One such misunderstanding that spread from joint doctrine to last year’s “Joint Vision 2010” was the description of air superiority as a part of full-dimension protection–what might be called freedom from attack. But air superiority’s goal as defined in air doctrine is to eliminate by one means or another the enemy force that can interfere with air operations. Air superiority provides positional advantage, with “supporting” firepower aboard the aircraft–a close match to the definition of dominant maneuver, but not how it is described in joint doctrine.

The Way Ahead

Joint Vision 2010 established the importance of joint doctrine as an influence on future military capability. Drawing on tested concepts of dominant maneuver, precision engagement, full-dimension protection, and focused logistics, Joint Vision 2010 springboards from doctrine to forward-looking concepts of operation that light the way for all components in the joint force. According to General Shalikashvili, Joint Vision 2010 will focus “the strengths of each individual service or component to exploit the full array of available capabilities” and “guide the evolution of joint doctrine, education, and training to [ensure that] we will be able to achieve more seamless joint operations in the future.”

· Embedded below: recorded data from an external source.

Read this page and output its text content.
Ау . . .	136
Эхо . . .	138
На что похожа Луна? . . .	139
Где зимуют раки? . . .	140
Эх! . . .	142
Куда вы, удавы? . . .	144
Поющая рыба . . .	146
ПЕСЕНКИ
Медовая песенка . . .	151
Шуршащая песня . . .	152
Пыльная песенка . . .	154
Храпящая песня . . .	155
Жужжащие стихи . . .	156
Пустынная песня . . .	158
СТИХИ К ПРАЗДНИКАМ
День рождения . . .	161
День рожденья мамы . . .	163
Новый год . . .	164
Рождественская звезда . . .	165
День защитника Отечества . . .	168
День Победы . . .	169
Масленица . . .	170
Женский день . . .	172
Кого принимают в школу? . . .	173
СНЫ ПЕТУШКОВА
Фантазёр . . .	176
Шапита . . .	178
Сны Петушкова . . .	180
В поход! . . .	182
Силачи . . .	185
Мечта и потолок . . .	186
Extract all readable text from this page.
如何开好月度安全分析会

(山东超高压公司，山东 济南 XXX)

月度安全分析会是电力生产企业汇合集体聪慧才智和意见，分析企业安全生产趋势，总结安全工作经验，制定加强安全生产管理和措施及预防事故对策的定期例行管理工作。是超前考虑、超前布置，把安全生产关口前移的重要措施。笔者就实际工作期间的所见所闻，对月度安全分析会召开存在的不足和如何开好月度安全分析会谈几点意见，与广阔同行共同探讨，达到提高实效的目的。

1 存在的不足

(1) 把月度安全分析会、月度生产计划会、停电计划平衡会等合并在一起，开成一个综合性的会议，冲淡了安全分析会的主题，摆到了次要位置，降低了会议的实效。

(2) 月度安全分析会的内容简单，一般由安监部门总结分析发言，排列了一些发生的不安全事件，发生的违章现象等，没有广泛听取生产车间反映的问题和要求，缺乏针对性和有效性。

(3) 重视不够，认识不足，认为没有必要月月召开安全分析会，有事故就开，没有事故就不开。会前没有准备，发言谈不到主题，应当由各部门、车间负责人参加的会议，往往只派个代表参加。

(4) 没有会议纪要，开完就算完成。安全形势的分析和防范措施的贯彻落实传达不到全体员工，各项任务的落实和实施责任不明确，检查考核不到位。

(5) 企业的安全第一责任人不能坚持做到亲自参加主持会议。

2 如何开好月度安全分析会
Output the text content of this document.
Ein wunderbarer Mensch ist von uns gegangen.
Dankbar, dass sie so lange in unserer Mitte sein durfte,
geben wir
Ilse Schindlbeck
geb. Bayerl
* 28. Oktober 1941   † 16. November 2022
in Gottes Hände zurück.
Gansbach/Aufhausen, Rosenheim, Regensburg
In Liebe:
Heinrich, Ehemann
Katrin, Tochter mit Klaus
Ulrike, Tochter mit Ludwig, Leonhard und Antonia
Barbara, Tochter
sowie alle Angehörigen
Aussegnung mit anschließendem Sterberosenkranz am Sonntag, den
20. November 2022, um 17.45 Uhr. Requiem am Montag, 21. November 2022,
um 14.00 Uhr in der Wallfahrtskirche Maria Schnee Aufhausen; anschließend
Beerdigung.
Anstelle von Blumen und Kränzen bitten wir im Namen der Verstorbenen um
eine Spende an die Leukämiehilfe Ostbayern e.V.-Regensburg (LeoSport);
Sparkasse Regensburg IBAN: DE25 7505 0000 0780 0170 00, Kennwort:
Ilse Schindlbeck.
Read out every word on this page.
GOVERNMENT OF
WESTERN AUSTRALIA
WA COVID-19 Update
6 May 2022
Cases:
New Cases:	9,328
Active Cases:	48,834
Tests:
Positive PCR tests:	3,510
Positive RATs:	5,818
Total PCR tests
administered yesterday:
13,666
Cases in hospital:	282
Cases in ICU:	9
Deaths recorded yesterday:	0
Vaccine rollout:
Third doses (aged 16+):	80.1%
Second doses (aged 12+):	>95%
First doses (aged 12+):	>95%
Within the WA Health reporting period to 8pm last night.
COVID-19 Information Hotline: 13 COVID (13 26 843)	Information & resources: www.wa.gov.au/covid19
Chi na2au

There are dangers, too. The increasing authority of joint doctrine may amplify the joint voice in future planning and investment. The danger is that, as joint doctrine and visions gain strength, the services may find it hard to carry out their missions if they are not allowed to develop new doctrine and capabilities outside of the joint framework–a framework that hinges primarily on surface maneuver.

For the Air Force, Joint Vision 2010 appears to present an opportunity to expand on operational concepts for how inherent maneuver, battlespace control, air superiority, and fast, long-legged forces will strengthen future joint operations. The challenge is to clarify the links between airpower doctrine and the Joint Force Commander’s priorities. General Shalikashvili chartered the Joint Warfighting Center at Fort Monroe, Va., to expand concepts and begin implementation of Joint Vision 2010. The Air Force and all the services have a chance to engage in debate to sharpen their capabilities and means of interaction.

First steps for the Air Force include plans to reorganize doctrine functions under a single two-star commander and to update doctrine publications. A single commander–with authority over every major doctrine function in the field–will strengthen the Air Force’s doctrine organization by providing direct oversight of all major doctrine functions. Doctrine will be firmly linked to professional military education and training. An independent structure can also keep USAF up to speed with fast-moving changes in the world of joint doctrine.

General Fogleman discussed upcoming doctrine changes with senior leaders at the October 1996 Corona conference. Later this year, the Air Force will publish its “equivalent” of FM 100-5–a new operational doctrine publication that will document the basic principles, abilities, and operational concepts for air- and spacepower in joint warfare. At its best, doctrine is like an observation tower from which to survey past lessons, current practices, and future concepts for military operations.

As General Fogleman explained, “The ultimate goal of our doctrine should be the development of an airman’s perspective on joint warfare and national security issues–not just among our generals but among all airmen, in all specialties.”

Rebecca Grant is president of IRIS, a research organization in Arlington, Va. She has worked for Rand Corp., in the Office of Secretary of the Air Force, and for the Chief of Staff of the Air Force. This is her first article for Air Force Magazine.